Experience has certainly taught me that being part of a group is not in my nature, and broadly speaking I am proud of the fact that I won’t play ball for the sake of staying on the team. It may not be my most attractive quality, but it’s the one that will drive me to raise the alarm whilst everyone else stays silent; it makes me the kid who will shout that the emperor’s got no clothes on.

In the past, I found myself briefly drawn to a range of people, many of whom describe themselves as “libertarians” – only to find once again that there’s a hymn sheet of horrors I’m expected to sing from. According to most of the Americans that I have met online, to be accepted as a “libertarian” then I have to be in favour of guns. Lots of guns. I have to agree that the act of carrying a gun is a liberating experience (I mean – what?) and certainly that the act of carrying one is none of the government’s business. Every time I try to propose a different line of thinking (held by most sane individuals on this side of the Atlantic), I am simply told that I’m “not a libertarian”. So there we are.

Another “libertarian” approach that I struggle to respect is the puerile desire to offend, bolstered by the dubious claim that this is somehow a noble and worthwhile antidote to the equally tedious culture of taking offence. Certainly, I relish challenge and debate, and I also believe that free speech is more important than the inevitable risk of causing offence to some. As Salman Rushdie said following the horrifying attacks on the staff at Charlie Hebdo in 2015, “I … defend the art of satire, which has always been a force for liberty and against tyranny, dishonesty and stupidity.” But in an article on what he has termed “cultural libertarianism,” Breitbart author Allum Bokhari argues that “deliberate offensiveness plays an important role in the fight against cultural authoritarianism, … showing that with a little cleverness, it’s possible to express controversial opinions and not just survive but become a cult hero.”

This surely sums up the unambitious and self-seeking aims of those who make it their business to offend – preening contrarians whose sole function is to cause shock and awe, their online communications a heady mix of clickbait, worthless insults and self-aggrandisement. Depressingly, I have observed this behaviour on #edutwitter as much as anywhere else; I thought better of the teaching profession, but once again I am proved mistaken. There is no evidence whatsoever that anyone’s personal liberty is furthered by such infantile sneering; yet swarms of self-proclaimed “liberals” rejoice in this toxic effluence with excited applause, like an encouraging mother will celebrate her toddler’s first shit in the potty.
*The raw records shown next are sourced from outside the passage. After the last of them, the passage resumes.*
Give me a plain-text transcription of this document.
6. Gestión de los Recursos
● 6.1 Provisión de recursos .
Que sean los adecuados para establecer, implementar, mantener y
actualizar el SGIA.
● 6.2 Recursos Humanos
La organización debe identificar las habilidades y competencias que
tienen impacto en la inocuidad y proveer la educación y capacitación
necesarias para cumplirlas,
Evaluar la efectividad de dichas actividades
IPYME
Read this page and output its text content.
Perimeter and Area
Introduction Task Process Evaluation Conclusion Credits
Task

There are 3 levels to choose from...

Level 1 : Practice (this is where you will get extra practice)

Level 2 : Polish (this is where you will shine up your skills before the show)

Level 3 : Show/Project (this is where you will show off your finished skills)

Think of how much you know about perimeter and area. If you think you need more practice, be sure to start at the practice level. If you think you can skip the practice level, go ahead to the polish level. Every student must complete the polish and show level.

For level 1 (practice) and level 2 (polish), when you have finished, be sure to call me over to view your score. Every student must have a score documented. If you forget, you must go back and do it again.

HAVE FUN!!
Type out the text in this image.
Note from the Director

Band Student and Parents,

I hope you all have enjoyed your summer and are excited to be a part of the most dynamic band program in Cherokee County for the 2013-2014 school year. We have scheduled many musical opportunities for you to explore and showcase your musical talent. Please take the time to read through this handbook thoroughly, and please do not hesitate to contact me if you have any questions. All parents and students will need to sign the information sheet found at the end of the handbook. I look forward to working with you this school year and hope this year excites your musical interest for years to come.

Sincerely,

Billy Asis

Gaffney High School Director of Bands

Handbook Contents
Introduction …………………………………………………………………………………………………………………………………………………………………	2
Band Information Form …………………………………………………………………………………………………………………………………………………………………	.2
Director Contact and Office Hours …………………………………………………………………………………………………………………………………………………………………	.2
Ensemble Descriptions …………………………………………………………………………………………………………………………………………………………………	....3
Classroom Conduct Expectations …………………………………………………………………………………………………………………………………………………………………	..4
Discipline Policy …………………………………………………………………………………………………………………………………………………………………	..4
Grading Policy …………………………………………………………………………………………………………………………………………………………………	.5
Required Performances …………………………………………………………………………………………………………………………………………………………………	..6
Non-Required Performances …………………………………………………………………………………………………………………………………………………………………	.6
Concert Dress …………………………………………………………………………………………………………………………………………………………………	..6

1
Maybe I am still that little girl on the edges of the playground, the one with the problem joining in – but as I stand at the periphery, I see the herd mentality all around me. At its best, it gives us a sense of solidarity as we strive for the greater good or find our feet in the world. At its worst, it gives us mindless thuggery, the kind of collective violence exemplified and explored in Golding’s Lord of the Flies. On a mundane level, however, it gives us neither of these; it simply endorses mediocrity and prevents us from thinking.

This is an updated version of a piece I wrote for Quillette magazine in 2016.